John and Sabbatius came up a little later to replace their fellow militiamen. When George explained what he intended to do, John shook his head. “Paul won’t be happy with you,” he said.
“Why is that?” George asked in honest puzzlement.
“Think for yourself--don’t make me do the work. With the way he cooks, having all the fires in town go out is the best thing that could happen to his place,” the tavern comic said.
“I’ll tell Paul you said so,” George replied, which made Sabbatius laugh nastily. John laughed, too; unlike his comrade, he could tell George was kidding.
Dactylius trading along behind him, George descended from the wall. Before heading to the Jews’ district, the shoemaker stopped in St. Elias’ church. If any Christian man was likely to have a fire going, he thought Father Luke the one. But the church proved as dark and chilly as the rest of Thessalonica. Shaking his head at the strength of the barbarians’ magic, George went on down toward the Jewish quarter.
“What do we do if the Jews have no fire, either?” Dactylius asked.
“Pray that Father Luke or Bishop Eusebius can figure out how to get some,” the shoemaker said. “The priest is pious enough for God to hear him, and the bishop is tricky enough for anything at all.” If Eusebius wanted fire badly enough, he was liable to call on Prometheus and then convince his congregants the Titan had been a Christian saint.
At first, the Jewish quarter seemed no different from the rest of Thessalonica. As many people were on the streets, and they seemed as excited as their Christian fellows. But that was simply how the Jews lived their everyday lives. Listening to them, George realized they were exclaiming and gesticulating over the ordinary things of life, not over the morning’s prodigy. He took that for a hopeful sign.

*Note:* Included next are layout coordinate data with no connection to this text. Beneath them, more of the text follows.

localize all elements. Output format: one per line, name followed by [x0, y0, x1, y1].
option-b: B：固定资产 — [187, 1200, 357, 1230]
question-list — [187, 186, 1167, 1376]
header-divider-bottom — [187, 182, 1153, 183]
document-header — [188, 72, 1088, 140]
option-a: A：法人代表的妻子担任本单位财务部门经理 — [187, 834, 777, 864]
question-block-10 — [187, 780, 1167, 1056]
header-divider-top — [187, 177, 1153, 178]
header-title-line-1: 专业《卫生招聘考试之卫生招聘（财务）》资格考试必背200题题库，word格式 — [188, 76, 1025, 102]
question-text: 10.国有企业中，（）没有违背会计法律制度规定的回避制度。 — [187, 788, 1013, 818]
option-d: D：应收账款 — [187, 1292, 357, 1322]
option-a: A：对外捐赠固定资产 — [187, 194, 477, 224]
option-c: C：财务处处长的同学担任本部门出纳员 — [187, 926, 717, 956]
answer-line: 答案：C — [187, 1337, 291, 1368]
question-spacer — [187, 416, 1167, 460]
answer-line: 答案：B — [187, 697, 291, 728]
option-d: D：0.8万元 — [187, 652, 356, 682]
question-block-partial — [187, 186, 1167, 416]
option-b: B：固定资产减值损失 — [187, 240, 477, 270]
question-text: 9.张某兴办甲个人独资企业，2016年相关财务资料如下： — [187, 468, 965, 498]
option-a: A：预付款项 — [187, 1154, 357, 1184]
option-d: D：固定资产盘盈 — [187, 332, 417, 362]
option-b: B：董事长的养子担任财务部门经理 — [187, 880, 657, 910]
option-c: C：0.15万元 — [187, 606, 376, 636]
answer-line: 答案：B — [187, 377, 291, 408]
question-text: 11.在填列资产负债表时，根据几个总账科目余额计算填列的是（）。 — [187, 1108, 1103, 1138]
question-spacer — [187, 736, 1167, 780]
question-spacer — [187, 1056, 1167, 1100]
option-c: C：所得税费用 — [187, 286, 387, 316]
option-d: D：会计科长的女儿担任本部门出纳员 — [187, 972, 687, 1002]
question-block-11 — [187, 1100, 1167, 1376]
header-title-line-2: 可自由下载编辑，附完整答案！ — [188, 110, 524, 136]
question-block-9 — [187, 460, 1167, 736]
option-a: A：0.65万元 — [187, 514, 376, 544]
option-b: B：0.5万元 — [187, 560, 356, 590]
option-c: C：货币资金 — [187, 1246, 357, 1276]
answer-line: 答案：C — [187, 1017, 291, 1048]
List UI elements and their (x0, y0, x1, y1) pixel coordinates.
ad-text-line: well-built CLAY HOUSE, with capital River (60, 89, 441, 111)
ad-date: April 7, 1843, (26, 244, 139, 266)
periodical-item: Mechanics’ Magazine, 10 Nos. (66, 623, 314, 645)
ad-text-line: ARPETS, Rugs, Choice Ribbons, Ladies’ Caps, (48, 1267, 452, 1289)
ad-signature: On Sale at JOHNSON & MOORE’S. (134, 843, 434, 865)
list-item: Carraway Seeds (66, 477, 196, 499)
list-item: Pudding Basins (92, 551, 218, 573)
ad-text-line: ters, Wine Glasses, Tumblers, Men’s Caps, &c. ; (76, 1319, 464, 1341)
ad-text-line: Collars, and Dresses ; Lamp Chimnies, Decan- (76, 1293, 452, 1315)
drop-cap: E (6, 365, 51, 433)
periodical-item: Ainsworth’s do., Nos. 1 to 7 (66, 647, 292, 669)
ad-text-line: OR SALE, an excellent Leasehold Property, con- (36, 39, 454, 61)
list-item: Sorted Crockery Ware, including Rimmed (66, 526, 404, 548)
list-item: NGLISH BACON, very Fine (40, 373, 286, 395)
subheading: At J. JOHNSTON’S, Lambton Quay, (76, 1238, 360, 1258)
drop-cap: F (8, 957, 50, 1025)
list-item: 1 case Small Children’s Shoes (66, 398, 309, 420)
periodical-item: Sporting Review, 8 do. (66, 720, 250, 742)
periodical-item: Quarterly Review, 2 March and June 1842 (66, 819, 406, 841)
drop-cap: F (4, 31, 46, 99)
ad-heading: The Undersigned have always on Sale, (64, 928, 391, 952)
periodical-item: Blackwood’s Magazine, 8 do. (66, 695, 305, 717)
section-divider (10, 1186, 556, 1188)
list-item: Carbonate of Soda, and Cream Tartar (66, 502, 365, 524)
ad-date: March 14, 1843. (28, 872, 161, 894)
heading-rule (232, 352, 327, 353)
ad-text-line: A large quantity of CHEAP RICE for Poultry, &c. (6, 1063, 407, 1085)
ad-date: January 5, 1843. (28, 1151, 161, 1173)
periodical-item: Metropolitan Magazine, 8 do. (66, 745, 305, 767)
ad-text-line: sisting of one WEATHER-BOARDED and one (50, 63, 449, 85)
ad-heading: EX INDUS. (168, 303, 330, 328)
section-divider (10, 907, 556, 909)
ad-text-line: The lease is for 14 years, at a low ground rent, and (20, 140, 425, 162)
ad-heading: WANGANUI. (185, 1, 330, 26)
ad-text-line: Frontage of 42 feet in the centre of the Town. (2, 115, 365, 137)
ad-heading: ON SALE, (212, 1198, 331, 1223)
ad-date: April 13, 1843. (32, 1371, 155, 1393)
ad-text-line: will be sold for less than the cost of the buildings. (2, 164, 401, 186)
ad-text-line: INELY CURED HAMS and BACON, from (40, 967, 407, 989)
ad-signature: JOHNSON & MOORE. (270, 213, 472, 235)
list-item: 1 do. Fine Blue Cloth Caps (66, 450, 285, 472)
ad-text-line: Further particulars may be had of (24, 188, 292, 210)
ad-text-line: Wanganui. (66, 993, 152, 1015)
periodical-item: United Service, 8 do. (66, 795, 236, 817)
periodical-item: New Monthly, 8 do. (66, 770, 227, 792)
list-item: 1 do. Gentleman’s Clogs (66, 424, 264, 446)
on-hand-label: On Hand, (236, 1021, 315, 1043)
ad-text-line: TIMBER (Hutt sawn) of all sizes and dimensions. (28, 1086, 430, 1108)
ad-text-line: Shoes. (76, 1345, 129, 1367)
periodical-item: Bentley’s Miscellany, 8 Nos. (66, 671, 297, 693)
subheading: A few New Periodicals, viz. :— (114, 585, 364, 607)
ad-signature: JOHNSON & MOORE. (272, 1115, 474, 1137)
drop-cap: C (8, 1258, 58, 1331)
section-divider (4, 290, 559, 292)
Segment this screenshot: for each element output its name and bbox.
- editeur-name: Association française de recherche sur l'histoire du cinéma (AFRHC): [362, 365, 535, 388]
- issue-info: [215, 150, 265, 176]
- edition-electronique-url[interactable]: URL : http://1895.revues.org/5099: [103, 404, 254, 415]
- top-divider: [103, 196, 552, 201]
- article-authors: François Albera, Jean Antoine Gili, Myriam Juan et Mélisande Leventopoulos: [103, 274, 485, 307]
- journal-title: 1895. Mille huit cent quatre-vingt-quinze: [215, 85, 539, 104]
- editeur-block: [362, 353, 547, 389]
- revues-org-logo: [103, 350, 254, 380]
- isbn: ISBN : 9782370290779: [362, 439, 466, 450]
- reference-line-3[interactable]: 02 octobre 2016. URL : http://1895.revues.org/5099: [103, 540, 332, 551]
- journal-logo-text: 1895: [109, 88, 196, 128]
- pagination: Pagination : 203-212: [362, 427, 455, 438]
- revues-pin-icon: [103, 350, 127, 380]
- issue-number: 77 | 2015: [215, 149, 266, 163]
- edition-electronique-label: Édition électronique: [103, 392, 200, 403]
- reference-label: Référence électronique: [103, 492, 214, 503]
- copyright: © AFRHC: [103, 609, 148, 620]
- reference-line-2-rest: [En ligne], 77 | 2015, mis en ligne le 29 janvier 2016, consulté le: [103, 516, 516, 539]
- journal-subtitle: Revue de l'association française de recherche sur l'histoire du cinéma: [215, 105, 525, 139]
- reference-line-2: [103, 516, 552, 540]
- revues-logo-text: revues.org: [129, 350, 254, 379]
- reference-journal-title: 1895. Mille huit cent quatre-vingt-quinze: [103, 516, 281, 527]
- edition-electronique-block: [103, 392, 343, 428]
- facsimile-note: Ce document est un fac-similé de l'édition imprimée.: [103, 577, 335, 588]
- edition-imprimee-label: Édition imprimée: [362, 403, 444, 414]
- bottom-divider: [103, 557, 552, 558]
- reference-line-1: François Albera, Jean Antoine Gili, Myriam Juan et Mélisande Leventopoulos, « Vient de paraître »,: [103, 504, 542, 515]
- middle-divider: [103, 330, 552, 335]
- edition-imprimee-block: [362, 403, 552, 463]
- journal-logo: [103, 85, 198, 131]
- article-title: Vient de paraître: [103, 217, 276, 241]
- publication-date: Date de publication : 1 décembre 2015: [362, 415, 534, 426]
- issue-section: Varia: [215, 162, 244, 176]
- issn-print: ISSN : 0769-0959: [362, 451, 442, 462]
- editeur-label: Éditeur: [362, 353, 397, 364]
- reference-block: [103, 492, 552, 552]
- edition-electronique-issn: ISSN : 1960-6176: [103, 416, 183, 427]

“Just where are you going?” Dactylius asked. “If you walk into the shop of some Jew you’ve never seen, he’s more likely to set his dog on you than to give you fire.”
“If he has any fire to give, that is,” George said. “But I’m not going to walk into the shop of some Jew I’ve never seen. I’m going to walk into the shop of a Jew I’ve been doing business with for years.”
Sudden understanding lit Dactylius’ face. “That bronzesmith friend of yours, do you mean? The one who was also making arrowheads?”
“Benjamin’s not my friend, not exactly,” George answered; the regret he felt at that surprised him. He went on, “I don’t think he has any friends who aren’t Jews. But he won’t turn me away if he can help. I don’t think he’ll turn me away, anyhow. We’re about to find out.” He led Dactylius into Benjamin’s shop.
The Jew looked up from the arrowhead he was sharpening; by his posture, he might not have moved since George last saw him. “I rejoice to see you, George,” he said in polite Greek. “And who is your friend?” When George had introduced Dactylius, Benjamin nodded to the little jeweler. “Yes, I know of you. Your work has a good name. From the couple of pieces of it I have seen, it deserves such a name.”